COVID-19 in patients with vasculitides

The impact of SARS-CoV-2 infection and COVID-19 in patients with preexisting vasculitis also deserves an honorable mention. The presence of vasculitis was associated with 1.6-fold higher odds of hospitalization, while the use of disease-modifying anti-rheumatic drugs did not affect the need for hospitalization [96]. In the retrospective cohort study by Sattui et al. approximately 50% of patients required hospitalization and 15% died [97]. Among the identified risk factors were the increased age, male sex, comorbidity burden, and high-dose glucocorticoids [97]. Similar risk factors were proposed by the results of the COVID-19 Global Rheumatology Alliance physician-reported registry of patients with rheumatic diseases and confirmed or suspected SARS-CoV-2 infection, where the use of rituximab, sulfasalazine, and other immunosuppressants (azathioprine, cyclophosphamide, ciclosporin, mycophenolate, or tacrolimus) was additionally linked to increased death rates compared to methotrexate monotherapy [98]. Interestingly, the use of anti-tumor necrosis factor (TNF) agents was associated with a decreased odds of hospitalization [96]. Additionally, the use of the monoclonal antibody bamlanivimab was proven efficacious in a small cohort of patients with COVID-19 and AAV on rituximab therapy [99], a subgroup characterized by an impaired immune response to SARS-CoV-2 vaccination [100]. However, a booster dose may be met with greater success in these patients and is, therefore, warranted [101]. It is also worthwhile mentioning that vaccination against SARS-CoV-2 is well-tolerated and generally safe in patients with inflammatory rheumatic diseases, including vasculitides, with low rates of breakthrough infections [102]. However, disease relapses have been reported in patients with AAV and HSP [103, 104]. Finally, the impact of the pandemic in patients with vasculitides may be indirect through the interruption of immunosuppressive treatment, subsequently leading to increased rates of disease flares [105].

Conclusions

The relationship between infection and vasculitis is complex. Infections have long been suspected to be triggering factors for many types of vasculitides. A causal relationship has only been firmly established in a few instances using an epidemiological approach. Of great importance is the recognition of the infectious origin of vasculitides. Treatment strategies differ from those applied to non-infectious vasculitides. A high index of suspicion is required because clinical features are not always specific. Thus, an infection should always be excluded based on appropriate examinations, and, if confirmed, early and aggressive treatment should be administered.
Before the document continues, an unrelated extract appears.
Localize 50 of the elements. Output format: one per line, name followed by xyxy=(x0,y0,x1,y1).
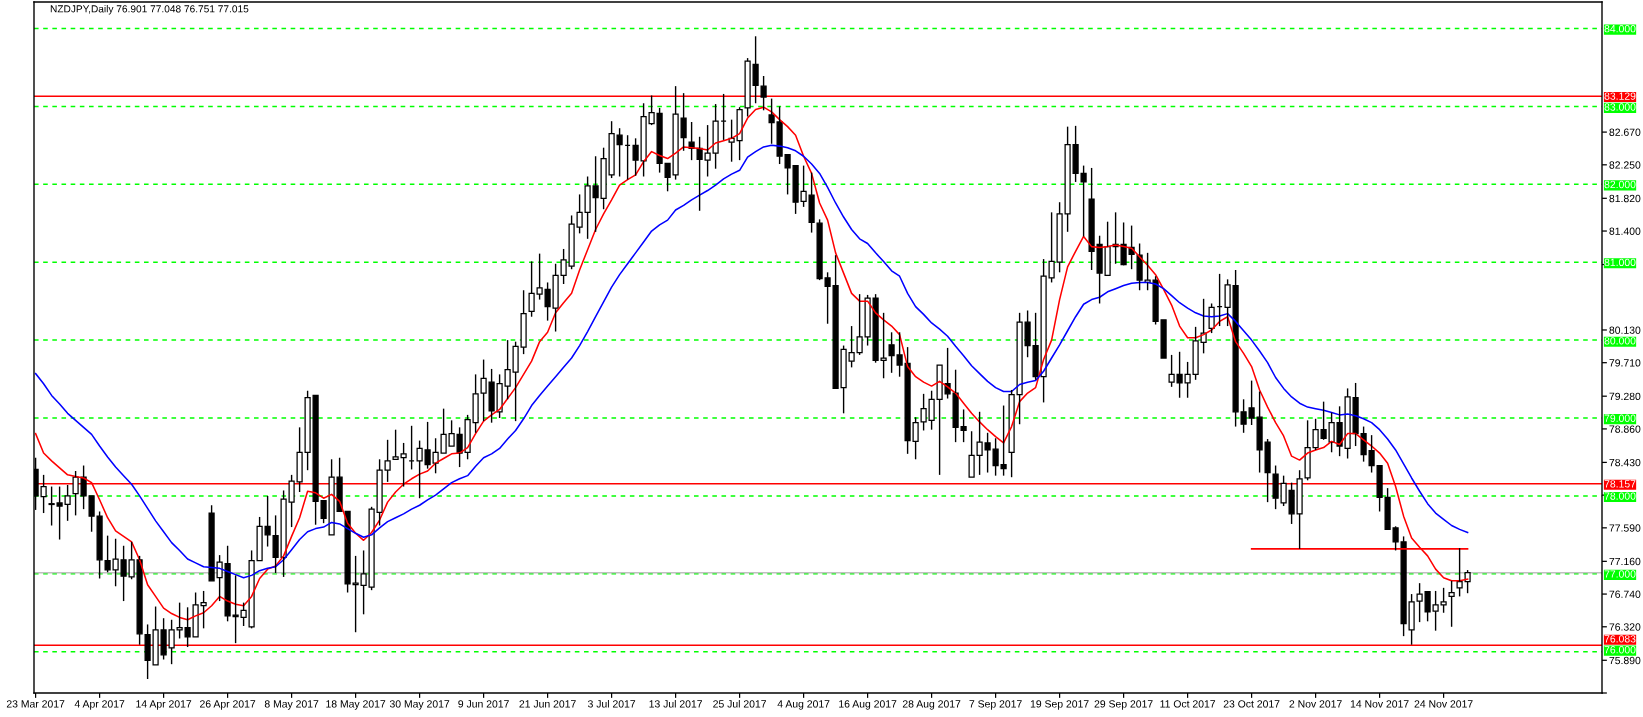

This accurate etiological diagnosis is important since immunosuppressive treatment may lead to further deterioration if an infection is the cause of vasculitis. Moreover, vasculitides and the need for immunosuppression represent a major risk factor for the development of common and opportunistic infections, including the highly prevalent SARS-CoV-2, which may additionally hinder the prognosis of these patients. Therefore, their prompt recognition and treatment are of utmost importance in this patient population to prevent excess morbidity and mortality.